At the beginning of a lease, Monicals Pizza classifies leases as either finance or operating leases. The ROU asset and lease liability are measured at the net present value of future lease payments. For operating leases, the ROU assets are expensed on a straight-line basis as lease expense over the non-cancelable lease term. For finance leases, lease expenses include amortization of the ROU asset and interest expense, recognized using the effective interest method.
The discount rate used to measure ROU assets and lease liabilities is determined by either the rate implicit in the lease or, if not readily available, a risk-free rate based on U.S. Treasury notes or bond rates for a similar term.
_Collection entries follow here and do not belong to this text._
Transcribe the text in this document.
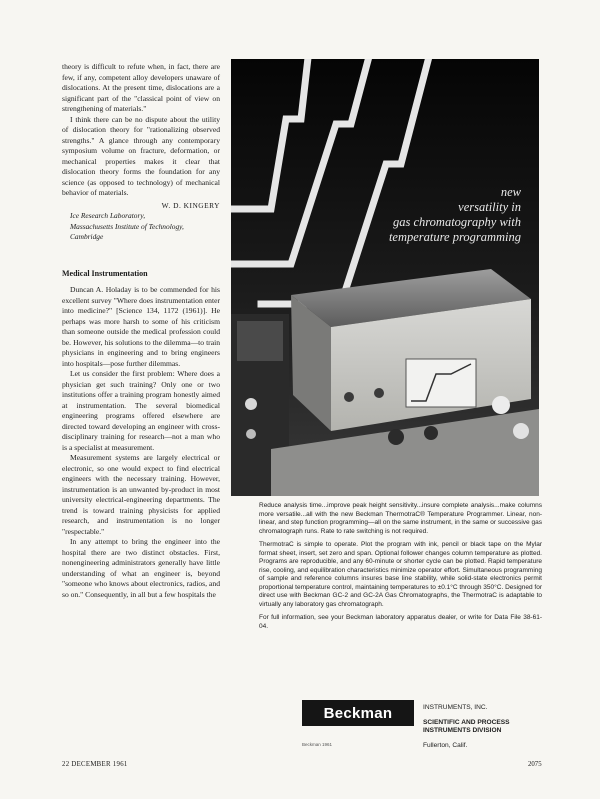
theory is difficult to refute when, in fact, there are few, if any, competent alloy developers unaware of dislocations. At the present time, dislocations are a significant part of the "classical point of view on strengthening of materials."

I think there can be no dispute about the utility of dislocation theory for "rationalizing observed strengths." A glance through any contemporary symposium volume on fracture, deformation, or mechanical properties makes it clear that dislocation theory forms the foundation for any science (as opposed to technology) of mechanical behavior of materials.

W. D. KINGERY
Ice Research Laboratory,
Massachusetts Institute of Technology,
Cambridge
Medical Instrumentation

Duncan A. Holaday is to be commended for his excellent survey "Where does instrumentation enter into medicine?" [Science 134, 1172 (1961)]. He perhaps was more harsh to some of his criticism than someone outside the medical profession could be. However, his solutions to the dilemma—to train physicians in engineering and to bring engineers into hospitals—pose further dilemmas.

Let us consider the first problem: Where does a physician get such training? Only one or two institutions offer a training program honestly aimed at instrumentation. The several biomedical engineering programs offered elsewhere are directed toward developing an engineer with cross-disciplinary training for research—not a man who is a specialist at measurement.

Measurement systems are largely electrical or electronic, so one would expect to find electrical engineers with the necessary training. However, instrumentation is an unwanted by-product in most university electrical-engineering departments. The trend is toward training physicists for applied research, and instrumentation is no longer "respectable."

In any attempt to bring the engineer into the hospital there are two distinct obstacles. First, nonengineering administrators generally have little understanding of what an engineer is, beyond "someone who knows about electronics, radios, and so on." Consequently, in all but a few hospitals the

new
versatility in
gas chromatography with
temperature programming

Reduce analysis time...improve peak height sensitivity...insure complete analysis...make columns more versatile...all with the new Beckman ThermotraC® Temperature Programmer. Linear, non-linear, and step function programming—all on the same instrument, in the same or successive gas chromatograph runs. Rate to rate switching is not required.

ThermotraC is simple to operate. Plot the program with ink, pencil or black tape on the Mylar format sheet, insert, set zero and span. Optional follower changes column temperature as plotted. Programs are reproducible, and any 60-minute or shorter cycle can be plotted. Rapid temperature rise, cooling, and equilibration characteristics minimize operator effort. Simultaneous programming of sample and reference columns insures base line stability, while solid-state electronics permit proportional temperature control, maintaining temperatures to ±0.1°C through 350°C. Designed for direct use with Beckman GC-2 and GC-2A Gas Chromatographs, the ThermotraC is adaptable to virtually any laboratory gas chromatograph.

For full information, see your Beckman laboratory apparatus dealer, or write for Data File 38-61-04.

Beckman	INSTRUMENTS, INC.
SCIENTIFIC AND PROCESS
INSTRUMENTS DIVISION
Fullerton, Calif.
Beckman 1961
22 DECEMBER 1961	2075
Monicals Pizza also makes key judgments, such as evaluating whether a contract contains a lease by assessing control of the underlying asset and the lessor's substitution rights, determining if contracts contain embedded leases, and assessing the probability of payments for residual value guarantees.
Monicals Pizza does not apply these recognition requirements to leases with an original term of 12 months or less, where renewal options or asset purchases are unlikely. These short-term leases are recorded on a straight-line basis over the lease term. Additionally, Monicals Pizza has a policy of not separating lease and non-lease components for all asset classes. ROU assets are also assessed for impairment based on the company's long-lived asset policy, and lease classifications and measurements are reassessed upon lease modifications or other events requiring reassessment.